I've been out of town the last few days, attending the funeral of my Great Uncle, so this post will be short. That "Great", I should add, isn't just a title to apply. He was a great man. In a lot of ways, he was a third grandfather to me. The world is worse off without him in it.
The funeral was in the small town I grew up in, four hours away, so I was out of commission almost all day, both attending the service and then driving back. But you can imagine my surprise when I opened my phone once back in Omaha and saw this in my Twitter mentions:
I mean, holy shit.
Or, if that's too profane for you, you can see my actual immediate thoughts upon hearing the news here.

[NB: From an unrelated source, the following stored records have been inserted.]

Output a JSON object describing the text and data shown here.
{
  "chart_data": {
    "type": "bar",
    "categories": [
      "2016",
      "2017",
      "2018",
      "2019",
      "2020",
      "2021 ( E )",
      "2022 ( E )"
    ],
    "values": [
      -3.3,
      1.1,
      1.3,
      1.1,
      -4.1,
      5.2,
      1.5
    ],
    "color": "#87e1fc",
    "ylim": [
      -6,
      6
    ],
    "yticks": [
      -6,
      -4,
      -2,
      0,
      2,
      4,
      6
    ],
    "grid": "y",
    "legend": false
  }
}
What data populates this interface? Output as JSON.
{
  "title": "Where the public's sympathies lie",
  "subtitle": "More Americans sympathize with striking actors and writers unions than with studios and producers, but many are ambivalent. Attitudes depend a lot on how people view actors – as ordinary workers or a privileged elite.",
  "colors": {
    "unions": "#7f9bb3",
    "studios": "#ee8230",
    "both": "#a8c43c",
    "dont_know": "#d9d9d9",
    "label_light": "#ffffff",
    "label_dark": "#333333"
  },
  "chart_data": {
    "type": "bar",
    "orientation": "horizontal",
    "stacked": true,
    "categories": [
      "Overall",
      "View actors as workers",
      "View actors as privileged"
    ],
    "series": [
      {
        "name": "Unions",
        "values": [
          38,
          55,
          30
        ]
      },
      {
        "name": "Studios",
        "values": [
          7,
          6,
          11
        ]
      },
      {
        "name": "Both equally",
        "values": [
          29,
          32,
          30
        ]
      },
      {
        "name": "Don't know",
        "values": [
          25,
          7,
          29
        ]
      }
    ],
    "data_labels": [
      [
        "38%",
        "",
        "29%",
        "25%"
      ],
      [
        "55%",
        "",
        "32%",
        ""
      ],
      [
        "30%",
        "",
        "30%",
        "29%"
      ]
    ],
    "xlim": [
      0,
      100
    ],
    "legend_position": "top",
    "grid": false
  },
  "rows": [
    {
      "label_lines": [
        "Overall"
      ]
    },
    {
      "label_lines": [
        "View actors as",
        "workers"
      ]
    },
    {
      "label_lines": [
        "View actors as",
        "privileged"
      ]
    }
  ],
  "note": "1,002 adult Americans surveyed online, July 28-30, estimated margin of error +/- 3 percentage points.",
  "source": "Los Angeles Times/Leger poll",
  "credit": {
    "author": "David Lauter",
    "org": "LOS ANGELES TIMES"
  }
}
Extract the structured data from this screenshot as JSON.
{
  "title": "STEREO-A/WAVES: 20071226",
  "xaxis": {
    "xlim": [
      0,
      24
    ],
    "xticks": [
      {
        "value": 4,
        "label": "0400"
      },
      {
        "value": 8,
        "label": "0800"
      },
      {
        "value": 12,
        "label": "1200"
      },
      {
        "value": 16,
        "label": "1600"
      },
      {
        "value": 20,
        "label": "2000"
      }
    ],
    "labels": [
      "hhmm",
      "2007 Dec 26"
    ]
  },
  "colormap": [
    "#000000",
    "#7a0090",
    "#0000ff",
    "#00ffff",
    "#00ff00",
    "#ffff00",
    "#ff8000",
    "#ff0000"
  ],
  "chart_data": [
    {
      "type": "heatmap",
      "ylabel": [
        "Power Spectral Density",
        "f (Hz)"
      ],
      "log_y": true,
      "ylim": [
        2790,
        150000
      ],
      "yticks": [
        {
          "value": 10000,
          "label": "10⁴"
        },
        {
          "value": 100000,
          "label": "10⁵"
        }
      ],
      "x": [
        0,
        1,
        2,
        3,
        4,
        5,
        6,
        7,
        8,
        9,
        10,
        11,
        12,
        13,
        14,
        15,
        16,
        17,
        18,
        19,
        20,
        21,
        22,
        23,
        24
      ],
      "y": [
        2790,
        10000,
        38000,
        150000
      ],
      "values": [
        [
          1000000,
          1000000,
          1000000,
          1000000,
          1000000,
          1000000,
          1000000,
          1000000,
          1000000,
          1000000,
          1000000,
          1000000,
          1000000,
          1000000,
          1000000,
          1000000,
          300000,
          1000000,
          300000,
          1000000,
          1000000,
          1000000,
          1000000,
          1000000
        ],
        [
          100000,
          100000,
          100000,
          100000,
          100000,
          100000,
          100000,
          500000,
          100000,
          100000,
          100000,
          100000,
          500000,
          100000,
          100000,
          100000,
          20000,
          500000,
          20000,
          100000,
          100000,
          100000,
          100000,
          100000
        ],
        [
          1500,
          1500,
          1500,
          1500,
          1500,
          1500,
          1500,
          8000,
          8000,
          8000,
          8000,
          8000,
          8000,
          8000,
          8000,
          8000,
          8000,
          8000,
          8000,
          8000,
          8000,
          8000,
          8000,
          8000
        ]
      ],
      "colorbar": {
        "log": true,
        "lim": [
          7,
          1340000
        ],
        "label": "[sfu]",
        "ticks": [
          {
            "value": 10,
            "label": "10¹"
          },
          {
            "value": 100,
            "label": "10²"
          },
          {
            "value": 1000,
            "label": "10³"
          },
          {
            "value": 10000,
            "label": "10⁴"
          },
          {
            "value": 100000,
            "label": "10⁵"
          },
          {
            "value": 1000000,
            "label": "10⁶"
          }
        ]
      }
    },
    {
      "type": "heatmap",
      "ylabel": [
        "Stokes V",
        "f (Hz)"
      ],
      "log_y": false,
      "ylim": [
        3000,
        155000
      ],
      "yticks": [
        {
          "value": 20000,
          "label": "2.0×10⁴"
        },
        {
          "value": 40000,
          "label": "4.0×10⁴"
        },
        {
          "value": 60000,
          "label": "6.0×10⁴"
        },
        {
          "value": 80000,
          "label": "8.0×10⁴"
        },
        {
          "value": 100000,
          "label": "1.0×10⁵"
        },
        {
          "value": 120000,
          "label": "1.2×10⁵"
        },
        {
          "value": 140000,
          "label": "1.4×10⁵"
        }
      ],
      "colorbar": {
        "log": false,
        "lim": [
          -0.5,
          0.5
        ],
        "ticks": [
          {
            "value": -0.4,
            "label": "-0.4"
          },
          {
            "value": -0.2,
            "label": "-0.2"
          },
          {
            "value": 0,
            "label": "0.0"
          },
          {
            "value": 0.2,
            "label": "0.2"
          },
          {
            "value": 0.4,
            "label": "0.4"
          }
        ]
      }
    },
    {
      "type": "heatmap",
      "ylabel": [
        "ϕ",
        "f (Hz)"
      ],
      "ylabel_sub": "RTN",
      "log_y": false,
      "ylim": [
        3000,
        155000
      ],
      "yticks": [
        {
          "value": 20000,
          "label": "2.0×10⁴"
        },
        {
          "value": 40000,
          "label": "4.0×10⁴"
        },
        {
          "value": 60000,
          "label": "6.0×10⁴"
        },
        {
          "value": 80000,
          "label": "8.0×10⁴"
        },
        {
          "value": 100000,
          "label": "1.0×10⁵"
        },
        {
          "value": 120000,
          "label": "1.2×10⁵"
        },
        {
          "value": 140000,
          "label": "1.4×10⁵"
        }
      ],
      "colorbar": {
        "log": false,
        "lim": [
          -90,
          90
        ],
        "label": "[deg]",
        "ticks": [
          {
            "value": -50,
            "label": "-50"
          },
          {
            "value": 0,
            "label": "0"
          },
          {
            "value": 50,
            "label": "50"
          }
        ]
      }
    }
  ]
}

Honestly, I'm still kind of blown away. Years back, I was able to go through some of McCarthy's papers at the Witliff Collection in San Marcos, at Texas State University. I knew they had a rough copy of THE PASSENGER there, but it was under lock and key, and, despite literally begging, I wasn't even allowed to see the box the manuscript was in.
“Stella Maris,” which will be released on Nov. 22 and serves as a coda to “The Passenger,” tells Alicia’s story, over roughly 200 pages. The narrative unfolds entirely in dialogue, as a transcript between Alicia and her doctor at a psychiatric institution in Wisconsin in 1972, where Alicia, a 20-year-old doctoral candidate in mathematics at the University of Chicago, receives a diagnosis of paranoid schizophrenia.